The notation is a little neater if we do the induction step from $n$ to $n+1$ instead of from $n-1$ to $n$. My induction hypothesis is that for all $x$ and $y$, $(x+y)^{\overline n} = \sum\limits_{k=0}^n \binom{n}{k}x^{\overline k}y^{\overline{n-k}}.$
I want to show that for all $x$ and $y$, $(x+y)^{\overline {n+1}} = \sum\limits_{k=0}^{n+1}\binom{n+1}{k}x^{\overline k}y^{\overline{n+1-k}}.$
I’ll be using the fact that $u^{\overline {m+1}} = u(u+1)^{\overline m}$.

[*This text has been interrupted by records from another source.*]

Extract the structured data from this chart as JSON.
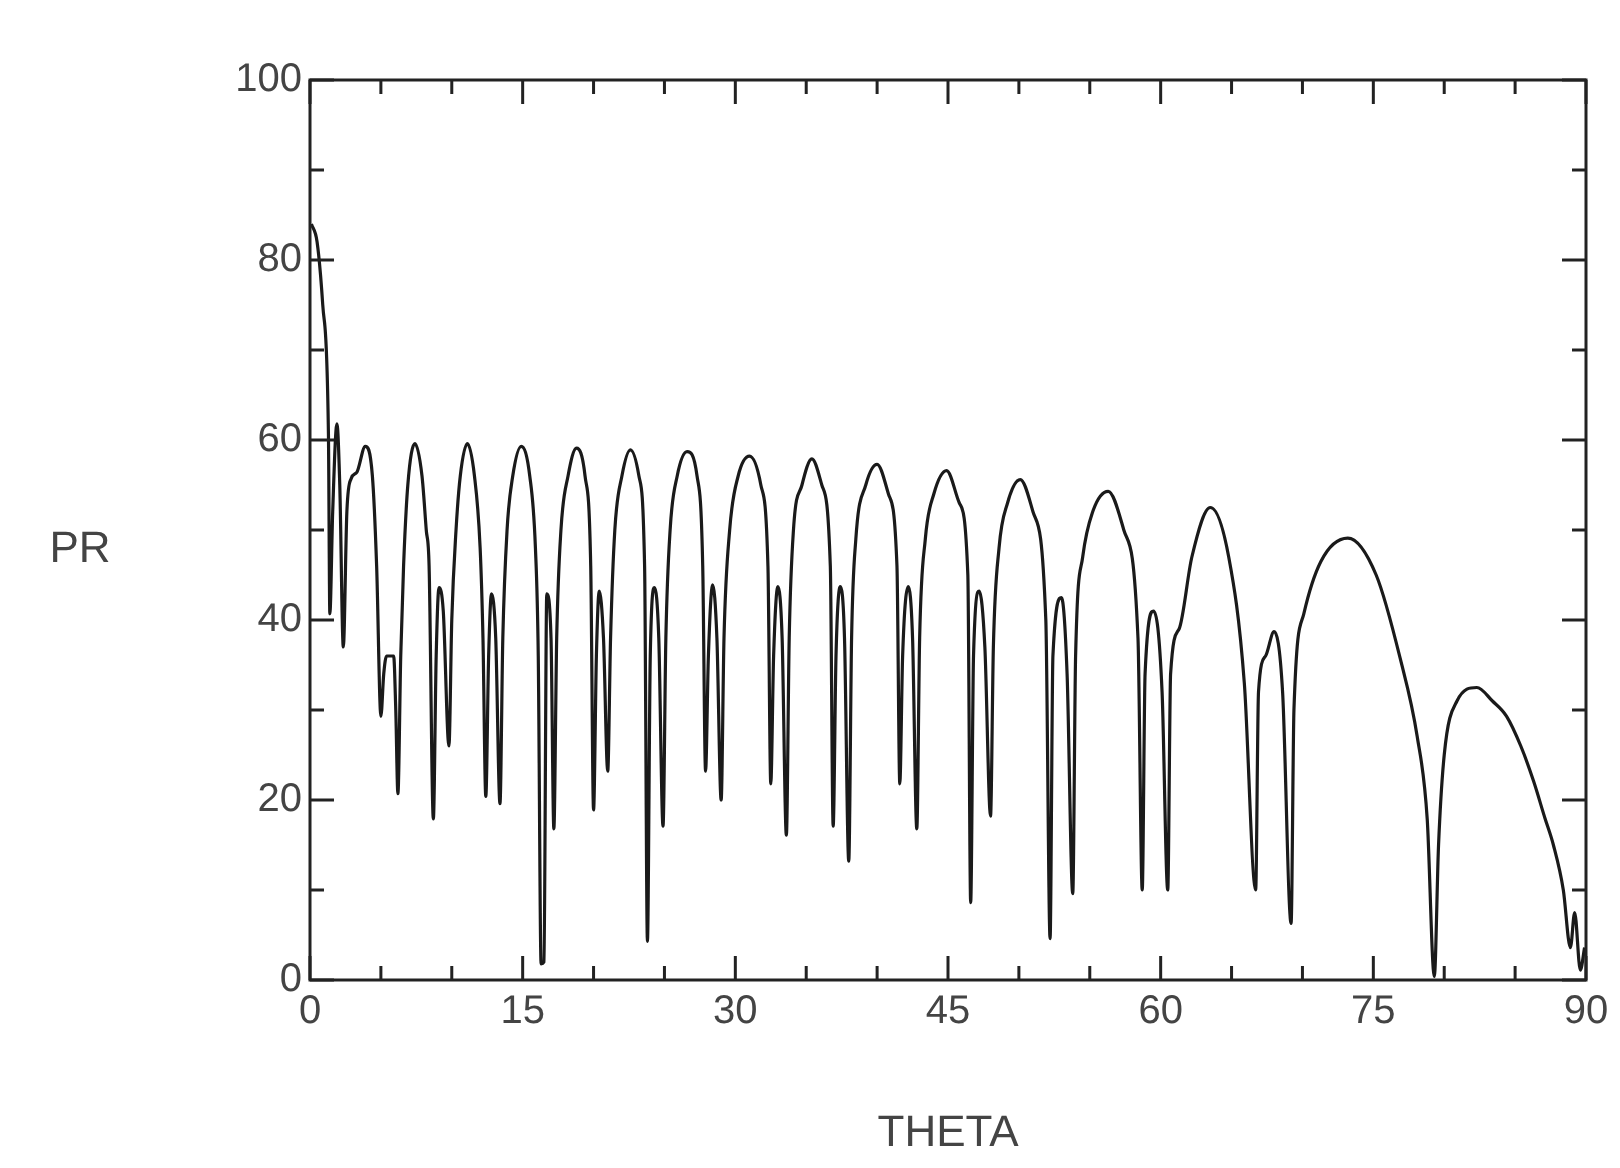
{
  "chart_data": {
    "type": "line",
    "xlabel": "THETA",
    "ylabel": "PR",
    "xlim": [
      0,
      90
    ],
    "ylim": [
      0,
      100
    ],
    "xticks": [
      0,
      {
        "value": 5,
        "label": null
      },
      {
        "value": 10,
        "label": null
      },
      15,
      {
        "value": 20,
        "label": null
      },
      {
        "value": 25,
        "label": null
      },
      30,
      {
        "value": 35,
        "label": null
      },
      {
        "value": 40,
        "label": null
      },
      45,
      {
        "value": 50,
        "label": null
      },
      {
        "value": 55,
        "label": null
      },
      60,
      {
        "value": 65,
        "label": null
      },
      {
        "value": 70,
        "label": null
      },
      75,
      {
        "value": 80,
        "label": null
      },
      {
        "value": 85,
        "label": null
      },
      90
    ],
    "yticks": [
      0,
      {
        "value": 10,
        "label": null
      },
      20,
      {
        "value": 30,
        "label": null
      },
      40,
      {
        "value": 50,
        "label": null
      },
      60,
      {
        "value": 70,
        "label": null
      },
      80,
      {
        "value": 90,
        "label": null
      },
      100
    ],
    "grid": false,
    "legend": false,
    "marker": "none",
    "line_style": "solid",
    "series": [
      {
        "color": "#1a1a1a",
        "x": [
          0.1,
          0.5,
          0.9,
          1.3,
          1.4,
          1.6,
          1.9,
          2.1,
          2.35,
          2.6,
          2.9,
          3.3,
          3.9,
          4.4,
          4.7,
          5.0,
          5.2,
          5.4,
          5.9,
          6.05,
          6.2,
          6.4,
          6.6,
          6.9,
          7.4,
          7.9,
          8.2,
          8.4,
          8.7,
          8.9,
          9.1,
          9.4,
          9.8,
          10.0,
          10.3,
          10.6,
          11.1,
          11.6,
          12.0,
          12.2,
          12.4,
          12.6,
          12.8,
          13.1,
          13.4,
          13.6,
          13.9,
          14.3,
          14.9,
          15.5,
          15.9,
          16.1,
          16.3,
          16.5,
          16.7,
          17.0,
          17.2,
          17.4,
          17.7,
          18.2,
          18.8,
          19.4,
          19.8,
          20.0,
          20.2,
          20.4,
          20.7,
          21.0,
          21.2,
          21.5,
          22.0,
          22.6,
          23.2,
          23.6,
          23.8,
          24.0,
          24.3,
          24.6,
          24.9,
          25.1,
          25.4,
          25.9,
          26.6,
          27.3,
          27.7,
          27.9,
          28.1,
          28.4,
          28.7,
          29.0,
          29.2,
          29.6,
          30.2,
          31.0,
          31.8,
          32.3,
          32.5,
          32.7,
          33.0,
          33.3,
          33.6,
          33.8,
          34.1,
          34.7,
          35.4,
          36.1,
          36.7,
          36.9,
          37.1,
          37.4,
          37.7,
          38.0,
          38.2,
          38.5,
          39.2,
          40.0,
          40.8,
          41.4,
          41.6,
          41.8,
          42.2,
          42.5,
          42.8,
          43.0,
          43.4,
          44.0,
          44.9,
          45.8,
          46.4,
          46.6,
          46.8,
          47.2,
          47.6,
          48.0,
          48.2,
          48.6,
          49.2,
          50.1,
          51.0,
          51.9,
          52.2,
          52.4,
          53.0,
          53.4,
          53.8,
          54.0,
          54.5,
          55.2,
          56.3,
          57.4,
          58.4,
          58.7,
          58.9,
          59.5,
          60.1,
          60.5,
          60.7,
          61.3,
          62.2,
          63.5,
          64.8,
          65.9,
          66.7,
          66.9,
          67.4,
          68.0,
          68.6,
          69.2,
          69.4,
          70.1,
          71.3,
          73.2,
          75.2,
          76.9,
          78.1,
          78.8,
          79.3,
          79.6,
          80.0,
          80.9,
          82.3,
          83.4,
          84.4,
          85.4,
          86.3,
          87.1,
          87.7,
          88.4,
          88.9,
          89.2,
          89.6,
          89.9
        ],
        "values": [
          84,
          82,
          75,
          60.7,
          40.7,
          52,
          61.8,
          55,
          37,
          52,
          55.7,
          56.4,
          59.3,
          56,
          46,
          29.3,
          34,
          36,
          36,
          30,
          20.7,
          36,
          46,
          55,
          59.6,
          56,
          50,
          46,
          17.9,
          36,
          43.6,
          41,
          26,
          40,
          50,
          56,
          59.6,
          56,
          48,
          38,
          20.4,
          36,
          42.9,
          38,
          19.6,
          38,
          50,
          56,
          59.3,
          56,
          48,
          36,
          1.8,
          2,
          42.9,
          38,
          16.8,
          38,
          50,
          56,
          59.1,
          56,
          46,
          18.9,
          36,
          43.2,
          38,
          23.2,
          38,
          50,
          56,
          58.9,
          56,
          46,
          4.3,
          36,
          43.6,
          38,
          17.1,
          38,
          50,
          56,
          58.7,
          56,
          46,
          23.2,
          36,
          43.9,
          38,
          20,
          38,
          50,
          56,
          58.2,
          55,
          46,
          21.8,
          36,
          43.7,
          38,
          16.1,
          38,
          50,
          55,
          57.9,
          55,
          46,
          17.1,
          36,
          43.7,
          38,
          13.2,
          38,
          49,
          55,
          57.3,
          54,
          46,
          21.8,
          36,
          43.7,
          38,
          16.8,
          38,
          49,
          54,
          56.6,
          53,
          45,
          8.6,
          36,
          43.2,
          37,
          18.2,
          37,
          48,
          53,
          55.6,
          52,
          40,
          4.6,
          36,
          42.5,
          34,
          9.6,
          36,
          47,
          52,
          54.3,
          50,
          38,
          10,
          34,
          41,
          32,
          10,
          34,
          39,
          47,
          52.5,
          47,
          33,
          10,
          32,
          36,
          38.7,
          32,
          6.3,
          30,
          40.7,
          46.5,
          49.1,
          45,
          35.7,
          27,
          17.9,
          0.4,
          15,
          25,
          31,
          32.5,
          31,
          29.3,
          26,
          22.1,
          18,
          15,
          10,
          3.6,
          7.5,
          1.1,
          3.6
        ]
      }
    ]
  }
}
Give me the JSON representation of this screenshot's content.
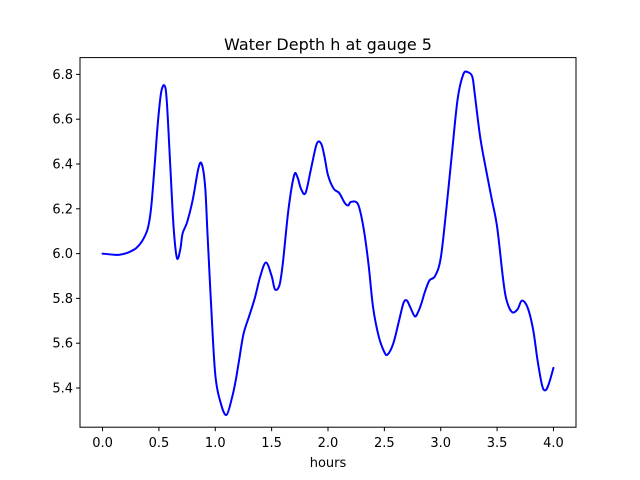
{
  "chart_data": {
    "type": "line",
    "title": "Water Depth h at gauge 5",
    "xlabel": "hours",
    "ylabel": "",
    "xlim": [
      -0.2,
      4.2
    ],
    "ylim": [
      5.225,
      6.875
    ],
    "xticks": [
      0.0,
      0.5,
      1.0,
      1.5,
      2.0,
      2.5,
      3.0,
      3.5,
      4.0
    ],
    "xtick_labels": [
      "0.0",
      "0.5",
      "1.0",
      "1.5",
      "2.0",
      "2.5",
      "3.0",
      "3.5",
      "4.0"
    ],
    "yticks": [
      5.4,
      5.6,
      5.8,
      6.0,
      6.2,
      6.4,
      6.6,
      6.8
    ],
    "ytick_labels": [
      "5.4",
      "5.6",
      "5.8",
      "6.0",
      "6.2",
      "6.4",
      "6.6",
      "6.8"
    ],
    "grid": false,
    "line_color": "#0000ff",
    "series": [
      {
        "x": [
          0.0,
          0.1,
          0.15,
          0.2,
          0.25,
          0.3,
          0.35,
          0.4,
          0.43,
          0.46,
          0.49,
          0.52,
          0.55,
          0.57,
          0.6,
          0.63,
          0.66,
          0.69,
          0.71,
          0.75,
          0.8,
          0.85,
          0.88,
          0.91,
          0.93,
          0.96,
          1.0,
          1.05,
          1.1,
          1.15,
          1.18,
          1.21,
          1.25,
          1.3,
          1.35,
          1.4,
          1.45,
          1.5,
          1.53,
          1.57,
          1.6,
          1.65,
          1.7,
          1.73,
          1.76,
          1.8,
          1.85,
          1.9,
          1.94,
          1.97,
          2.0,
          2.05,
          2.1,
          2.15,
          2.18,
          2.2,
          2.25,
          2.28,
          2.32,
          2.36,
          2.4,
          2.45,
          2.5,
          2.53,
          2.58,
          2.63,
          2.67,
          2.7,
          2.73,
          2.77,
          2.8,
          2.83,
          2.86,
          2.9,
          2.95,
          3.0,
          3.05,
          3.1,
          3.15,
          3.2,
          3.24,
          3.28,
          3.3,
          3.35,
          3.4,
          3.45,
          3.5,
          3.55,
          3.58,
          3.63,
          3.68,
          3.72,
          3.77,
          3.82,
          3.86,
          3.9,
          3.93,
          3.96,
          4.0
        ],
        "y": [
          6.0,
          5.995,
          5.995,
          6.0,
          6.01,
          6.025,
          6.055,
          6.11,
          6.2,
          6.38,
          6.58,
          6.72,
          6.75,
          6.68,
          6.4,
          6.12,
          5.98,
          6.02,
          6.09,
          6.14,
          6.24,
          6.38,
          6.4,
          6.3,
          6.1,
          5.8,
          5.46,
          5.33,
          5.28,
          5.36,
          5.43,
          5.52,
          5.64,
          5.72,
          5.8,
          5.9,
          5.96,
          5.9,
          5.84,
          5.86,
          5.96,
          6.2,
          6.35,
          6.34,
          6.29,
          6.27,
          6.38,
          6.49,
          6.49,
          6.43,
          6.35,
          6.29,
          6.27,
          6.225,
          6.215,
          6.23,
          6.23,
          6.2,
          6.1,
          5.95,
          5.76,
          5.63,
          5.56,
          5.55,
          5.6,
          5.7,
          5.78,
          5.79,
          5.76,
          5.72,
          5.74,
          5.78,
          5.83,
          5.88,
          5.9,
          5.98,
          6.2,
          6.45,
          6.69,
          6.8,
          6.81,
          6.79,
          6.72,
          6.52,
          6.38,
          6.25,
          6.12,
          5.9,
          5.8,
          5.74,
          5.75,
          5.79,
          5.76,
          5.66,
          5.52,
          5.41,
          5.39,
          5.42,
          5.49
        ]
      }
    ]
  }
}
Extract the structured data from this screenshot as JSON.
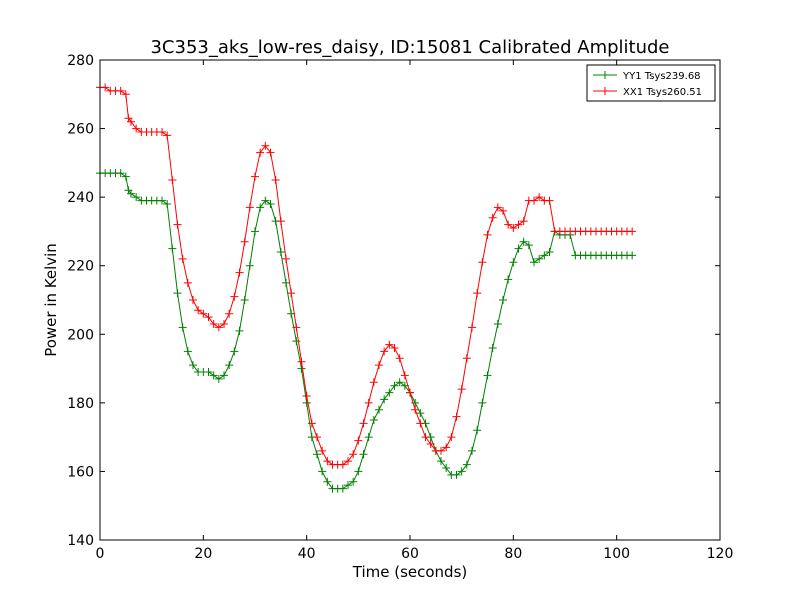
{
  "chart_data": {
    "type": "line",
    "title": "3C353_aks_low-res_daisy, ID:15081 Calibrated Amplitude",
    "xlabel": "Time (seconds)",
    "ylabel": "Power in Kelvin",
    "xlim": [
      0,
      120
    ],
    "ylim": [
      140,
      280
    ],
    "xticks": [
      "0",
      "20",
      "40",
      "60",
      "80",
      "100",
      "120"
    ],
    "yticks": [
      "140",
      "160",
      "180",
      "200",
      "220",
      "240",
      "260",
      "280"
    ],
    "grid": false,
    "legend_position": "top-right",
    "series": [
      {
        "name": "YY1 Tsys239.68",
        "color": "#008000",
        "marker": "plus",
        "x": [
          0,
          1,
          2,
          3,
          4,
          5,
          5.5,
          6,
          7,
          8,
          9,
          10,
          11,
          12,
          13,
          14,
          15,
          16,
          17,
          18,
          19,
          20,
          21,
          22,
          23,
          24,
          25,
          26,
          27,
          28,
          29,
          30,
          31,
          32,
          33,
          34,
          35,
          36,
          37,
          38,
          39,
          40,
          41,
          42,
          43,
          44,
          45,
          46,
          47,
          48,
          49,
          50,
          51,
          52,
          53,
          54,
          55,
          56,
          57,
          58,
          59,
          60,
          61,
          62,
          63,
          64,
          65,
          66,
          67,
          68,
          69,
          70,
          71,
          72,
          73,
          74,
          75,
          76,
          77,
          78,
          79,
          80,
          81,
          82,
          83,
          84,
          85,
          86,
          87,
          88,
          89,
          90,
          91,
          92,
          93,
          94,
          95,
          96,
          97,
          98,
          99,
          100,
          101,
          102,
          103
        ],
        "y": [
          247,
          247,
          247,
          247,
          247,
          246,
          242,
          241,
          240,
          239,
          239,
          239,
          239,
          239,
          238,
          225,
          212,
          202,
          195,
          191,
          189,
          189,
          189,
          188,
          187,
          188,
          191,
          195,
          201,
          210,
          220,
          230,
          237,
          239,
          238,
          233,
          224,
          215,
          206,
          198,
          190,
          180,
          170,
          165,
          160,
          157,
          155,
          155,
          155,
          156,
          157,
          160,
          165,
          170,
          175,
          178,
          181,
          183,
          185,
          186,
          185,
          183,
          180,
          177,
          174,
          170,
          166,
          163,
          161,
          159,
          159,
          160,
          162,
          166,
          172,
          180,
          188,
          196,
          203,
          210,
          216,
          221,
          225,
          227,
          226,
          221,
          222,
          223,
          224,
          230,
          229,
          229,
          229,
          223,
          223,
          223,
          223,
          223,
          223,
          223,
          223,
          223,
          223,
          223,
          223
        ],
        "y_fix_note_removed": null
      },
      {
        "name": "XX1 Tsys260.51",
        "color": "#ff0000",
        "marker": "plus",
        "x": [
          0,
          1,
          2,
          3,
          4,
          5,
          5.5,
          6,
          7,
          8,
          9,
          10,
          11,
          12,
          13,
          14,
          15,
          16,
          17,
          18,
          19,
          20,
          21,
          22,
          23,
          24,
          25,
          26,
          27,
          28,
          29,
          30,
          31,
          32,
          33,
          34,
          35,
          36,
          37,
          38,
          39,
          40,
          41,
          42,
          43,
          44,
          45,
          46,
          47,
          48,
          49,
          50,
          51,
          52,
          53,
          54,
          55,
          56,
          57,
          58,
          59,
          60,
          61,
          62,
          63,
          64,
          65,
          66,
          67,
          68,
          69,
          70,
          71,
          72,
          73,
          74,
          75,
          76,
          77,
          78,
          79,
          80,
          81,
          82,
          83,
          84,
          85,
          86,
          87,
          88,
          89,
          90,
          91,
          92,
          93,
          94,
          95,
          96,
          97,
          98,
          99,
          100,
          101,
          102,
          103
        ],
        "y": [
          272,
          272,
          271,
          271,
          271,
          270,
          263,
          262,
          260,
          259,
          259,
          259,
          259,
          259,
          258,
          245,
          232,
          222,
          215,
          210,
          207,
          206,
          205,
          203,
          202,
          203,
          206,
          211,
          218,
          227,
          237,
          246,
          253,
          255,
          253,
          245,
          233,
          222,
          212,
          202,
          192,
          182,
          174,
          170,
          166,
          163,
          162,
          162,
          162,
          163,
          165,
          169,
          174,
          180,
          186,
          191,
          195,
          197,
          196,
          193,
          188,
          183,
          178,
          174,
          170,
          168,
          166,
          166,
          167,
          170,
          176,
          184,
          193,
          202,
          212,
          221,
          229,
          234,
          237,
          236,
          232,
          231,
          232,
          233,
          239,
          239,
          240,
          239,
          239,
          230,
          230,
          230,
          230,
          230,
          230,
          230,
          230,
          230,
          230,
          230,
          230,
          230,
          230,
          230,
          230
        ]
      }
    ]
  }
}
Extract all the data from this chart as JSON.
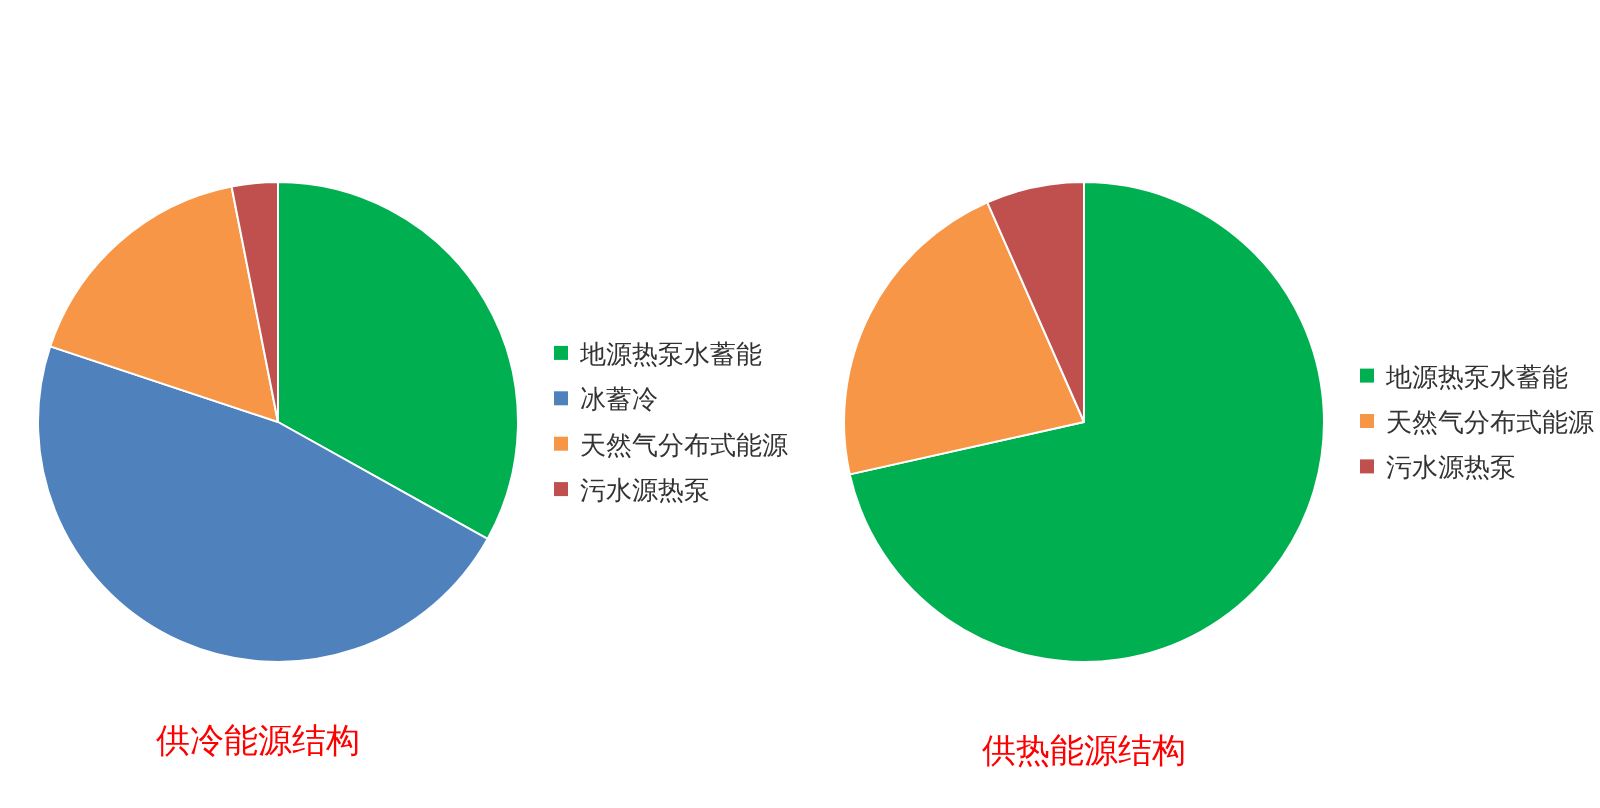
{
  "chart_data": [
    {
      "type": "pie",
      "title": "供冷能源结构",
      "categories": [
        "地源热泵水蓄能",
        "冰蓄冷",
        "天然气分布式能源",
        "污水源热泵"
      ],
      "values": [
        33.1,
        47.0,
        16.8,
        3.1
      ],
      "colors": [
        "#00b050",
        "#4f81bd",
        "#f79646",
        "#c0504d"
      ],
      "legend": "right"
    },
    {
      "type": "pie",
      "title": "供热能源结构",
      "categories": [
        "地源热泵水蓄能",
        "天然气分布式能源",
        "污水源热泵"
      ],
      "values": [
        71.5,
        21.9,
        6.6
      ],
      "colors": [
        "#00b050",
        "#f79646",
        "#c0504d"
      ],
      "legend": "right"
    }
  ]
}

$\begin{align*} \sum\limits_{k=0}^{n+1}\binom{n+1}{k}x^{\overline k}y^{\overline{n+1-k}} &= \sum\limits_{k=0}^n\binom{n+1}{k}x^{\overline k}y^{\overline{n+1-k}}+x^{\overline{n+1}}\tag{1}\\ &= \sum\limits_{k=0}^n \left(\binom{n}{k-1}+\binom{n}{k}\right)x^{\overline k}y^{\overline{n+1-k}}+x^{\overline{n+1}}\tag{2}\\ &= \sum\limits_{k=0}^n \binom{n}{k-1}x^{\overline k}y^{\overline{n+1-k}} + \sum\limits_{k=0}^n \binom{n}{k}x^{\overline k}y^{\overline{n+1-k}} + x^{\overline{n+1}}\\ &= \sum\limits_{k=0}^{n-1} \binom{n}{k}x^{\overline {k+1}}y^{\overline{n-k}} + \sum\limits_{k=0}^n \binom{n}{k}x^{\overline k}y^{\overline{n+1-k}} + x^{\overline{n+1}}\tag{3}\\ &= \sum\limits_{k=0}^n \binom{n}{k}x^{\overline {k+1}}y^{\overline{n-k}} + \sum\limits_{k=0}^n \binom{n}{k}x^{\overline k}y^{\overline{n+1-k}}\tag{4}\\ &= x \sum\limits_{k=0}^n \binom{n}{k} (x+1)^{\overline k}y^{\overline{n-k}} + y \sum\limits_{k=0}^n \binom{n}{k} x^{\overline k} (y+1)^{\overline {n-k}}\tag{5}\\ &= x(x+1+y)^{\overline n} + y(x+y+1)^{\overline n}\tag{6}\\ &= (x+y)(x+y+1)^{\overline n}\\ &= (x+y)^{\overline{n+1}} \end{align*}$
At step $(1)$ I split off the last term of the sum. At step $(2)$ I used the basic binomial recursion. At step $(3)$ I did an index shift on the first sum: the $k=0$ term is $0$, so $k$ might as well run from $1$ to $n$ and can then be replaced by $k-1$, which runs from $0$ to $n-1$. At step $(4)$ I combined the separated term from step $(1)$ with the first summation. At step $(5)$ I used the fact mentioned just before the computation, and at step $(6)$ I applied the induction hypothesis. The rest is just algebra and again the fact mentioned before the computation.